A chiadeira do empresariado foi unânime. Nem mesmo grupos mais fiéis a Jair Bolsonaro e a Paulo Guedes esconderam a insatisfação. Pressionado pelos empresários e pelo mercado financeiro, o ministro recuou. Decidiu então fazer o que deveria ter feito anteriormente: conversar. Em negociações com o relator da reforma na Câmara, Celso Sabino (PSDB-PA), aceitou rever a desastrada proposta original.
A nova versão, apresentada por Sabino na terça-feira, trouxe mudanças radicais em alguns aspectos. Pela proposta, haverá uma forte redução no IR das pessoas jurídicas, cuja alíquota cairia dos atuais 25% para 12,5% em 2023. Os fundos imobiliários, que passariam a pagar impostos, devem continuar isentos.

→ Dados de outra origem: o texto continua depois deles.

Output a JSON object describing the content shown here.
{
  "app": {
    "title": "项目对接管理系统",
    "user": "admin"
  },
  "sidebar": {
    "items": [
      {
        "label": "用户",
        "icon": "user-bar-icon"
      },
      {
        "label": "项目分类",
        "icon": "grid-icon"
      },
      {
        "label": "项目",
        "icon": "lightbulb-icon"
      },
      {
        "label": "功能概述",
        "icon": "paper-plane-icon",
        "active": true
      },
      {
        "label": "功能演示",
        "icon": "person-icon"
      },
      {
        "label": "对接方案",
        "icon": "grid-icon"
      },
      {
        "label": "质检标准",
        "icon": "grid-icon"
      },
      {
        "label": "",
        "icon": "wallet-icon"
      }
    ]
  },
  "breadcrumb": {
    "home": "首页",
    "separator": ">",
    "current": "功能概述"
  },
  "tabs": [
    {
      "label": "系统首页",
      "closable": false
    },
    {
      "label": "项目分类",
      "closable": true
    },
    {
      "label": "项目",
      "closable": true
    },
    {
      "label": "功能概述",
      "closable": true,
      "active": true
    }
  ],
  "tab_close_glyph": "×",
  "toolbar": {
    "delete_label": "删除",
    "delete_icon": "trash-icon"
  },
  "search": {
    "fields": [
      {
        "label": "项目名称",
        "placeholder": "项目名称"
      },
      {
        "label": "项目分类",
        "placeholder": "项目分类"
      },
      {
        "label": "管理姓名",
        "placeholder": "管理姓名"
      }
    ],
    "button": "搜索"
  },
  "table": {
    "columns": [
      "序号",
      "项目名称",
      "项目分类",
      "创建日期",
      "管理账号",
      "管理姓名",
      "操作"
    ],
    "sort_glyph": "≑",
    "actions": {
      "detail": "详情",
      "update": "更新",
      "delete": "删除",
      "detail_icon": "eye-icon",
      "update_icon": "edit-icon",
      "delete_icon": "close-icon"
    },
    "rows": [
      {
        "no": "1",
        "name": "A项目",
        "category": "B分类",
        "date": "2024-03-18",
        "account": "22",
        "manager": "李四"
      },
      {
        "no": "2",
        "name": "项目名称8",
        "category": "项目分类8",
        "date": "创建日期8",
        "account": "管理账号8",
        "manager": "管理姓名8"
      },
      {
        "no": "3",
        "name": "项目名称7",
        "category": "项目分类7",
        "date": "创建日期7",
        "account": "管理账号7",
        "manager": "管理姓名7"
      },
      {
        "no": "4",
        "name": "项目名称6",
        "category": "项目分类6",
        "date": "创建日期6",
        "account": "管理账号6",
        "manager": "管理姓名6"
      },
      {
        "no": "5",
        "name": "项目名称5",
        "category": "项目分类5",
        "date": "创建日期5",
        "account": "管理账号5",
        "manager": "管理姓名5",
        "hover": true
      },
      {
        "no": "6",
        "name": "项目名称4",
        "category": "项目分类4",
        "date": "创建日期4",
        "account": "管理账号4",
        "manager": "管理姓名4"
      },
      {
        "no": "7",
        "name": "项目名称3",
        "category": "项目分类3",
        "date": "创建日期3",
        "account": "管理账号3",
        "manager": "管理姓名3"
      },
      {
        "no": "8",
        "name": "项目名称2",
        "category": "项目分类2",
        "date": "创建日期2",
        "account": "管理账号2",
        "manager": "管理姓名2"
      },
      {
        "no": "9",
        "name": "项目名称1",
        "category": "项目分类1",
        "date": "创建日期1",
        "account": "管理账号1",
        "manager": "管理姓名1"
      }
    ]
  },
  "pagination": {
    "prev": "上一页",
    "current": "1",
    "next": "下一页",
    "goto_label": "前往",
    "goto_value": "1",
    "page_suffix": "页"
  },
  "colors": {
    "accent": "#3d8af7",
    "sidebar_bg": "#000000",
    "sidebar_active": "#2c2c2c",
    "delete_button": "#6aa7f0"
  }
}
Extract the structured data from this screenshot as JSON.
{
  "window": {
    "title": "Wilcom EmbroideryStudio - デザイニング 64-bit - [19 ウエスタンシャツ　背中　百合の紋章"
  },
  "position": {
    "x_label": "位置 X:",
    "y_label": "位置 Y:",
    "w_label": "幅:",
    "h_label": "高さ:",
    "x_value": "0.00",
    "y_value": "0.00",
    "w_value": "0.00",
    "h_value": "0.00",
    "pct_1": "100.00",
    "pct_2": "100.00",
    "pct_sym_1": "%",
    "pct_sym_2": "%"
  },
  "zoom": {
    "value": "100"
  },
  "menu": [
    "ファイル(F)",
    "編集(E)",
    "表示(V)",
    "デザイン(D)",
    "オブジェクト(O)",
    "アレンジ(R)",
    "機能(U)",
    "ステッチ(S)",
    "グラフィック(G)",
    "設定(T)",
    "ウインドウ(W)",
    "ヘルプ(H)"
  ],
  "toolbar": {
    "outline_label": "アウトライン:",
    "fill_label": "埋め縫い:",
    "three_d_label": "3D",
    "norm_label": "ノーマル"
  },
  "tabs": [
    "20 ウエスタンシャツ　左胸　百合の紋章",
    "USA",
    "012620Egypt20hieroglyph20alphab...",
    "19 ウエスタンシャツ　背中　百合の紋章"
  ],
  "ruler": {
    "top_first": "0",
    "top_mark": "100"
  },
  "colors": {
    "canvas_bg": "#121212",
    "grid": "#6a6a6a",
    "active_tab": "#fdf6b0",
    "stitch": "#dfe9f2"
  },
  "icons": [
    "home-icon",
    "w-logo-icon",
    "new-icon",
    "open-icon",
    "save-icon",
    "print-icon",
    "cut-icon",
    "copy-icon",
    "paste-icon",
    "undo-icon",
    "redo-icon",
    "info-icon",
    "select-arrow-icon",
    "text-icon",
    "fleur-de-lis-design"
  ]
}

A tributação de dividendos foi mantida.
Com as mexidas, entre ganhos e perdas, a previsão agora é de que haja uma queda na arrecadação, como indica a tabela abaixo. Haveria uma perda de recursos de R$ 26,9 bilhões no próximo ano e de R$ 29,9 bilhões em 2023.
A revisão açodada e oportunista deixou algumas empresas felizes, mas outras ficaram ainda mais preocupadas, porque poderão perder isenções fiscais. Seria uma medida para compensar parcialmente a redução do IR. Sem falar que a nova proposta abre um rombo nas contas públicas, já em situação de fragilidade. A perda não será apenas para o governo federal, e também de estados e municípios, que dividem parte do bolo da arrecadação com o IR. Segundo o pesquisador do Ipea Sergio Gobetti, especialista em finanças públicas, 60% da desoneração vai cair no colo dos governos estaduais e municipais, que terão menos recursos para prestar os serviços públicos. Dificilmente aceitarão calados essa proposta.
Em resumo, a confusão permanece elevada. O improviso traz incertezas e aumenta a complexidade do sistema tributário (porque há uma série de regras específicas), inibindo a realização de projetos empresariais que poderiam sair do papel no atual momento de recuperação da economia.
O episódio é uma síntese do desgoverno atual. Bolsonaro, derretendo nas pesquisas de opinião, tenta emplacar projetos populistas e eleitoreiros. Tenta reduzir o imposto para uma parcela dos assalariados, enquanto procura engordar o caixa para gastar na ampliação do Bolsa Família e outros projetos de possível impacto positivo em sua popularidade. Nada disso se encaixa em um projeto verdadeiro de reforma estrutural que traga mais produtividade e mais empregos.
“O ideal é o sistema tributário ser progressivo, simples e justo”, disse o economista Nilson Teixeira, em um artigo no Valor. “Não é o caso do Brasil.”
Independente do mérito de um ou outro ponto, a proposta de mudança no IR trouxe apenas mais ruído, complexidade adicional e aumento nas incertezas regulatórias e jurídicas. A reforma tributária ampla e necessária permanece relegada.